Celle-ci reste davantage marquée dans les villes et bureaux de vote populaires que dans ceux des populations aisées. L’abstention est ainsi particulièrement forte à Sevran (Seine-Saint-Denis) ou Vitry (Val-de-Marne), où elle atteint respectivement 74,7 % et 77,4 %. À Melun (Seine-et-Marne), où elle s’affiche à 77,1 %, elle culmine à 86,3 % dans le quartier nord de la ville, contre 63,2 % dans le sud, plus huppé.

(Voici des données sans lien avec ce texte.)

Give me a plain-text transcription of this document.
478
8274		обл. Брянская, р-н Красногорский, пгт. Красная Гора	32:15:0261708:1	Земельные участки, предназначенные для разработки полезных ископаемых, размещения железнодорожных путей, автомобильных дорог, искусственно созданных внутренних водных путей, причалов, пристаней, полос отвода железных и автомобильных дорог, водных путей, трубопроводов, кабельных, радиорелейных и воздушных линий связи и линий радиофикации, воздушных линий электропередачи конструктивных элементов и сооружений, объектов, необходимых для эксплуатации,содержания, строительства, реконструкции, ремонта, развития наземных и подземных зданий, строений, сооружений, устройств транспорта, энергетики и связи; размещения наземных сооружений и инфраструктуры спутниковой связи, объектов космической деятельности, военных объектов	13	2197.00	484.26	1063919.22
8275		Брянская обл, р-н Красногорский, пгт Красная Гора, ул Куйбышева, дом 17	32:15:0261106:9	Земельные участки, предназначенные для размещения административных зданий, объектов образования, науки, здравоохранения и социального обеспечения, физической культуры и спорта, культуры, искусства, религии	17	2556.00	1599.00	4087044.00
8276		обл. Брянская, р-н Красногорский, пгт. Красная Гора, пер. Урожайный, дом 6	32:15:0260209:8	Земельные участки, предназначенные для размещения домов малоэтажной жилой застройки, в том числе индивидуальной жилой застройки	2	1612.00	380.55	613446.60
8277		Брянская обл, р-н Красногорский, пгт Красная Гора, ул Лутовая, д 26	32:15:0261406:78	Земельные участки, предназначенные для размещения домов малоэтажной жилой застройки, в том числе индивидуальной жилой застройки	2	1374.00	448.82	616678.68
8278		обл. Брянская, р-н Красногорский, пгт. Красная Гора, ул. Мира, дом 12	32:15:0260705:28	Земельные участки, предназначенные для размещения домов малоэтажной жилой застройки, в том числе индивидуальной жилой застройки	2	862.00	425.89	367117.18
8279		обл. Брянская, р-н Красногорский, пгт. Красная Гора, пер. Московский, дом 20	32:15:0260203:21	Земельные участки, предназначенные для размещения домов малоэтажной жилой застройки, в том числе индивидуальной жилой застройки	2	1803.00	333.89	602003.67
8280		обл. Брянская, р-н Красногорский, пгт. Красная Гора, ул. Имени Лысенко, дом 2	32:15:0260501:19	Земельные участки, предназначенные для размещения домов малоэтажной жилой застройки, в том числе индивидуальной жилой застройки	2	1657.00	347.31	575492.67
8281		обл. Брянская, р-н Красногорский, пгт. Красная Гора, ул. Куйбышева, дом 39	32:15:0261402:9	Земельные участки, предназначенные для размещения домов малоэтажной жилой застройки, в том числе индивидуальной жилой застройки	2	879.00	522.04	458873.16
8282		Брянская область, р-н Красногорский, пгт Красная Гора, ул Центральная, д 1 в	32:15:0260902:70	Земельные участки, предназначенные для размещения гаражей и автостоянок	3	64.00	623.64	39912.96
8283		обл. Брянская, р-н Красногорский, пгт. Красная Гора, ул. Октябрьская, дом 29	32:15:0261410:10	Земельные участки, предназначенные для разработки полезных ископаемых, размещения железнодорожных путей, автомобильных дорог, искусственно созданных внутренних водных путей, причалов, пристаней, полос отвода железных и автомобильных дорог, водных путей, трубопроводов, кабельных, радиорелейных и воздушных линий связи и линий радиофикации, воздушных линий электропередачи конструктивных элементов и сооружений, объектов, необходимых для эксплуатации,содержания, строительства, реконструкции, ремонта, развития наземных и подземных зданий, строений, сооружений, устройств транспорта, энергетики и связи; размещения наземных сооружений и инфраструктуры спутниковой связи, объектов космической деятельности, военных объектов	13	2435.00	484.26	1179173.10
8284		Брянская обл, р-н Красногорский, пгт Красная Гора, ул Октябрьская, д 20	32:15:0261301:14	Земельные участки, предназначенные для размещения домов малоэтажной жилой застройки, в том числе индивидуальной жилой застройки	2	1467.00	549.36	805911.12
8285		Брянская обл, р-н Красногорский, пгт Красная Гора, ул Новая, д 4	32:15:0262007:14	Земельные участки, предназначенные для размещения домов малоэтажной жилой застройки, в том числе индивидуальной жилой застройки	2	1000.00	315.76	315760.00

Cette abstention record ainsi que la nature particulière de ce second tour devraient inciter à en relativiser quelque peu les résultats. La loi n’exigeant aucune participation minimale pour valider un scrutin, les résultats de dimanche sont acquis, comme l’ont été ceux du premier tour. Il n’est toutefois pas interdit de s’interroger sur la légitimité que confère un vote acquis dans un tel contexte. Selon une recension du site francetvinfo, une centaine de maires ont été élus cette année par 15 % ou moins des électeurs inscrits. C’était le cas de Gérald Darmanin et de plusieurs ministres élus au premier tour. Le surcroît d’abstention, la multiplication des triangulaires et quadrangulaires n’ont fait qu’accentuer le phénomène. Michèle Picard (PCF) à Vénissieux, Martine Aubry (PS) à Lille, Maryse Joissains-Masini (LR) à Aix-en-Provence, Frédéric Laporte (LR) à Montluçon ou Jeanne Barseghian (EELV) à Strasbourg doivent leur victoire respectivement à 9,9 %, 12,34 %, 14,4 %, 11,77 % et 15,03 % des électeurs. À Mulhouse, la candidate de droite Michèle Lutz a même été réélue en n’obtenant le soutien que de 9,25 % des électeurs inscrits.
Si le crash de La République en marche est indéniable – elle n’emporte aucune nouvelle ville et ses alliances anti-écolos d’entre-deux tours sont désavouées par les électeurs –, la poussée des listes d’union conduites par des candidats EELV, la bonne tenue du PS dans ses bastions, les maigres victoires du Rassemblement national, la bonne résistance du parti Les Républicains, qui revendique gérer « plus de la moitié des communes de plus de 9 000 habitants », demandent en revanche d’être appréciées au regard des caractéristiques de cette élection afin d’éviter d’en tirer des conclusions trop hâtives en prévision d’autres scrutins.
Les municipales restent un scrutin local et ce second tour était d’autant plus particulier qu’il ne concernait que 13 % des communes et 38 % de la population, essentiellement des grandes villes, dont l’électorat a ses spécificités. Composée majoritairement de cadres supérieurs relativement jeunes, qui ont voté souvent à gauche, la population de ces villes est généralement plus diplômée que la moyenne, avec des revenus assez élevés. Les candidats EELV s’épanouissent là dans un écosystème favorable. Il l’est moins dans les villes moyennes et les banlieues défavorisées, moins encore dans les zones rurales. Or tous ces votes comptent lors d’un scrutin national comme la présidentielle, vers lequel certains regardent déjà.